Somewhere buried in the hours of extended features in the Lord of the Rings box set, director Peter Jackson says that he hopes his films will inspire 9-year-old boys to become filmmakers, just as he was inspired at that age by the original King Kong (no wonder he went on to remake it).
Well, I may not be 9 or a boy, but The Lord of the Rings was the one film that made me think seriously about working in film. My sister and best friend and I have watched LOTR hundreds of times. We crack up at Pippin’s “second breakfast? Elevensies?” inquiry, and love turning to each other and saying “I can’t carry it for you, but I can carry you!” And ever since my 14-year-old self marveled at the “how” of the scale models of Helm’s Deep and Andy Serkis’s motion-capture suit, I have wanted to know the “why” of films. Now, at least for this trilogy, I have an answer.

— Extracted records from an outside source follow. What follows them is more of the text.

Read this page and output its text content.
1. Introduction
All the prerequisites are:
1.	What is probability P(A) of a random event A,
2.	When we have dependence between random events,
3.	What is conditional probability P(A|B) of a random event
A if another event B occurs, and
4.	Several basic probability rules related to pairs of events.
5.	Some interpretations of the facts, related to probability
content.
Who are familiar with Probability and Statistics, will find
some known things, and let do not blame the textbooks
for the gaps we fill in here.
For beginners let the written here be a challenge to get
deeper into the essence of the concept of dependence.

Last week, the University of Copenhagen celebrated Professor Torben Grodal’s 70th birthday with a hyggelig symposium (in typical academic fashion). David Bordwell gave a pitch perfect presentation on mystery in 1940s Hollywood in his honor, and fellow Danish colleagues critiqued some of Grodal’s most influential articles. As a major player in cognitive and evolutionary film theory, Torben has published 3 or 4 articles consistently, each year, since 1968. Talk about prolific.
One of these recent articles, called “Tapping into Our Tribal Heritage: The Lord of the Rings and Brain Evolution” (available here) is especially resonant for me, because it proclaims that The Lord of the Rings film trilogy is basically the best thing ever (at least for evolutionary film theorists). He argues that the trilogy activates and uses the seven major emotional systems as its narrative and emotional core: the anger-aggression system, the fear system, the sexual lust system, the care-and-bonding system, the panic system, the play system, and the seeking system.

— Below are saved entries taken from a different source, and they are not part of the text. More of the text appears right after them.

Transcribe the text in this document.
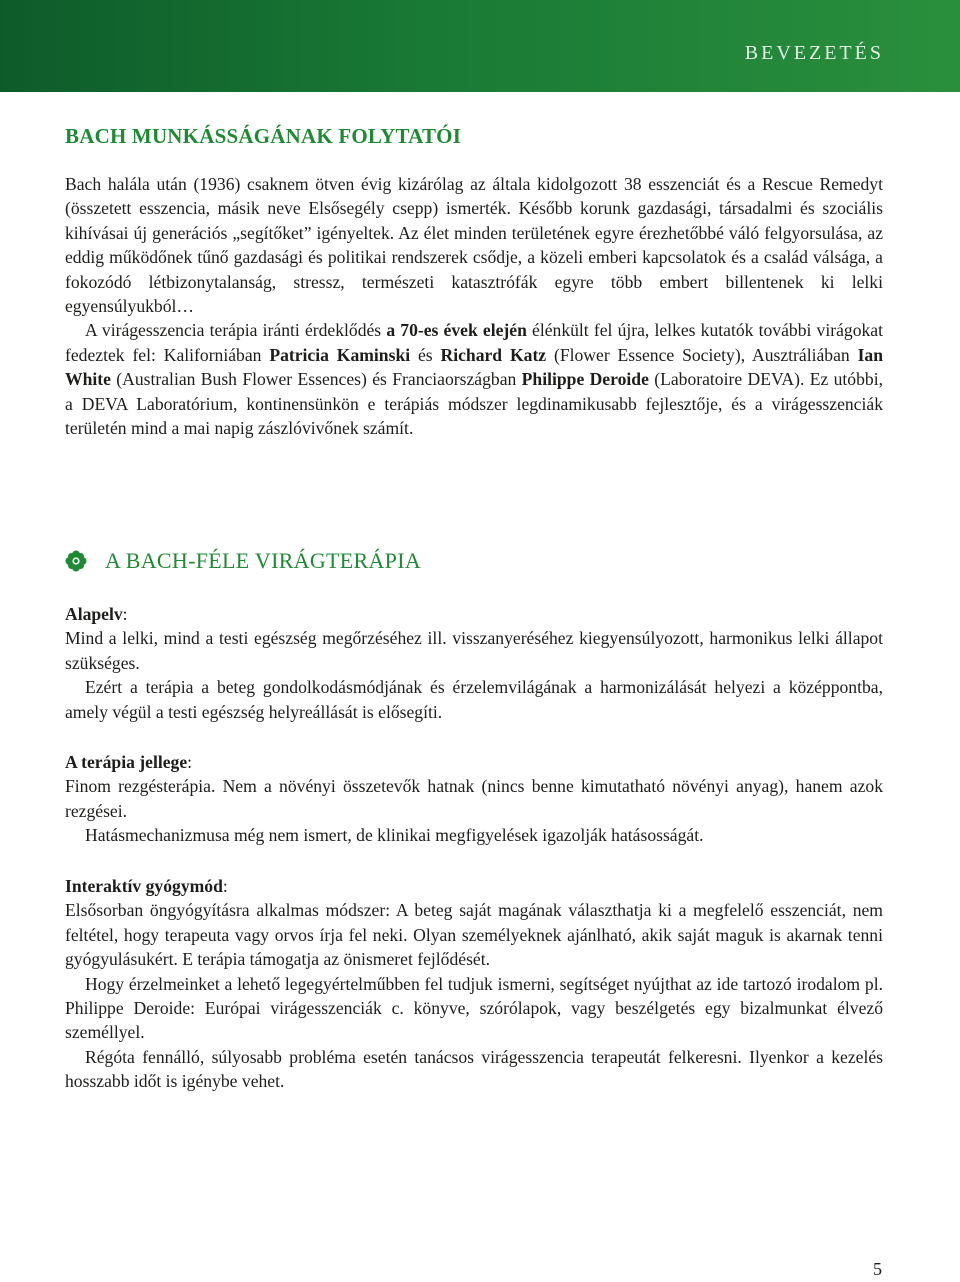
BEVEZETÉS
BACH MUNKÁSSÁGÁNAK FOLYTATÓI

Bach halála után (1936) csaknem ötven évig kizárólag az általa kidolgozott 38 esszenciát és a Rescue Remedyt (összetett esszencia, másik neve Elsősegély csepp) ismerték. Később korunk gazdasági, társadalmi és szociális kihívásai új generációs „segítőket” igényeltek. Az élet minden területének egyre érezhetőbbé váló felgyorsulása, az eddig működőnek tűnő gazdasági és politikai rendszerek csődje, a közeli emberi kapcsolatok és a család válsága, a fokozódó létbizonytalanság, stressz, természeti katasztrófák egyre több embert billentenek ki lelki egyensúlyukból…

A virágesszencia terápia iránti érdeklődés a 70-es évek elején élénkült fel újra, lelkes kutatók további virágokat fedeztek fel: Kaliforniában Patricia Kaminski és Richard Katz (Flower Essence Society), Ausztráliában Ian White (Australian Bush Flower Essences) és Franciaországban Philippe Deroide (Laboratoire DEVA). Ez utóbbi, a DEVA Laboratórium, kontinensünkön e terápiás módszer legdinamikusabb fejlesztője, és a virágesszenciák területén mind a mai napig zászlóvivőnek számít.

A BACH-FÉLE VIRÁGTERÁPIA

Alapelv:

Mind a lelki, mind a testi egészség megőrzéséhez ill. visszanyeréséhez kiegyensúlyozott, harmonikus lelki állapot szükséges.

Ezért a terápia a beteg gondolkodásmódjának és érzelemvilágának a harmonizálását helyezi a középpontba, amely végül a testi egészség helyreállását is elősegíti.

A terápia jellege:

Finom rezgésterápia. Nem a növényi összetevők hatnak (nincs benne kimutatható növényi anyag), hanem azok rezgései.

Hatásmechanizmusa még nem ismert, de klinikai megfigyelések igazolják hatásosságát.

Interaktív gyógymód:

Elsősorban öngyógyításra alkalmas módszer: A beteg saját magának választhatja ki a megfelelő esszenciát, nem feltétel, hogy terapeuta vagy orvos írja fel neki. Olyan személyeknek ajánlható, akik saját maguk is akarnak tenni gyógyulásukért. E terápia támogatja az önismeret fejlődését.

Hogy érzelmeinket a lehető legegyértelműbben fel tudjuk ismerni, segítséget nyújthat az ide tartozó irodalom pl. Philippe Deroide: Európai virágesszenciák c. könyve, szórólapok, vagy beszélgetés egy bizalmunkat élvező személlyel.

Régóta fennálló, súlyosabb probléma esetén tanácsos virágesszencia terapeutát felkeresni. Ilyenkor a kezelés hosszabb időt is igénybe vehet.

5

At its most powerful center is fear – in the form of a huge eye, Sauron. In the face of that evil eye comes an epic narrative about male bonding, adventure, heroism, fear, reward, and fantasy. Grodal writes, “a central motor of the fascination of the trilogy is that it evokes basic mammalian emotional systems which produce strong interest in salient scenes.” I think he’s right; it’s a combination of fascination and emotion that raises our experience to something innate and instinctual. We care deeply about the characters, while we simultaneously admire them for being braver than we could ever be.
So, again, cinema leaves its mark on me. It’s great to know that there’s a reason why I don’t get sick of LOTR after the 356th viewing!